Another classic is the Sorgenfrey line (or lower limit topology), which is the reals in the topology whose base consists of all sets of the form $\{[a,b): a < b, a,b \in \mathbb{R}\}$.
One can show that this space is hereditarily separable (all subspaces are separable, e.g. the rationals are dense in the whole space), hereditarily Lindelöf, but does not have a countable base. To see the latter, suppose $B_i, i \in I$ is a base for the Sorgenfrey line. Then for every $x \in \mathbb{R}$, there is some $B_{i(x)}$ such that $x \in B_{i(x)} \subseteq [x, x+1)$. Then if $x \neq y$, say $x < y$, then $x \notin B_{i(y)}, x \in B_{i(x)}$, so $B_{i(x)} \neq B_{i(y)}$ which shows that there are at least as many different base elements as there are points of $\mathbb{R}$.
A closely related ordered space example is the Double Arrow: $[0,1] \times \{0,1\}$, in the topology induced by the lexicographic order: $(x,i) < (y,j)$ iff $x < y$ or $x = y, i = 0, j = 1$. This is a compact ordered (so hereditarily normal) space which is separable (rationals in both parts) and whose subspace $(0,1) \times \{1\}$ is just homeomorphic to the Sorgenfrey line (so it too cannot be second-countable).
If you don't care about separation axioms: an uncountable set in the cofinite topology (a set is closed iff it is finite or $X$) has the property that every countable subset is dense, but there is no countable base. 
Or, the included point topology with respect to $0$ on the real line: a set is open iff it is empty or contains $0$. Then $\{0\}$ is dense by itself, but a base should contain all sets $\{x,0\}$ for $x \in \mathbb{R}$, so is always uncountable.
More advanced examples are $[0,1]^I$ in the product topology for an uncountable set $I$ of size $\le |\mathbb{R}|$, or the Cech-Stone compactification of the natural numbers $\beta \mathbb{N}$. A countable dense subset of the product above is even a countable normal space, 
that is not first countable at any point, which certainly implies that it has no countable base.
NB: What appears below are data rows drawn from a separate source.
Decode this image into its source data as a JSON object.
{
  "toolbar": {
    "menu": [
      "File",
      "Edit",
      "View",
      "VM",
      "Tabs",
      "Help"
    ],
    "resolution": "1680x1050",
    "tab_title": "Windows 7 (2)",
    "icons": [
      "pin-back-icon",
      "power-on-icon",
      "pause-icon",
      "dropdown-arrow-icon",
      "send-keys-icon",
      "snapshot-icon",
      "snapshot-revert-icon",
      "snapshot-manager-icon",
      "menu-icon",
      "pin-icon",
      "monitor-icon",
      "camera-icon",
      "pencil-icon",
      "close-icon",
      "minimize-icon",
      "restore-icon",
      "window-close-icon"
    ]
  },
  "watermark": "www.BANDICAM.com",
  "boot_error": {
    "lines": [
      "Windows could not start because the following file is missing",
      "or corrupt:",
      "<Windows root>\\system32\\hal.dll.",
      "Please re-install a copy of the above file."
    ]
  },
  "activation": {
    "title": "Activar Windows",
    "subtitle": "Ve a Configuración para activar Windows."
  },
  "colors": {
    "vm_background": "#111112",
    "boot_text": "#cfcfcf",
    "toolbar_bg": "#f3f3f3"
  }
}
More examples can be found at $\pi$-base, an online database of topology examples.
A: $\pi$-Base is an online encyclopedia of topological spaces inspired by Steen and Seebach's Counterexamples in Topology. It currently lists twenty-one separable spaces that are not second countable. You can learn more about any of these spaces by viewing the search result.
Appert Space
Arens-Fort Space
Deleted Diameter Topology
Deleted Radius Topology
Finite Complement Topology on an Uncountable Space
Half-Disc Topology
Helly Space
Maximal Compact Topology
Niemytzki's Tangent Disc Topology
Novak Space
One Point Compactification of the Rationals
Pointed Rational Extension of the Reals
Rational Extension in the Plane
Rational Sequence Topology
Right Half-Open Interval Topology
Single Ultrafilter Topology
Sorgenfrey's Half-Open Square Topology
Stone-Cech Compactification of the Integers
Strong Parallel Line Topology
Strong Ultrafilter Topology
Uncountable Particular Point Topology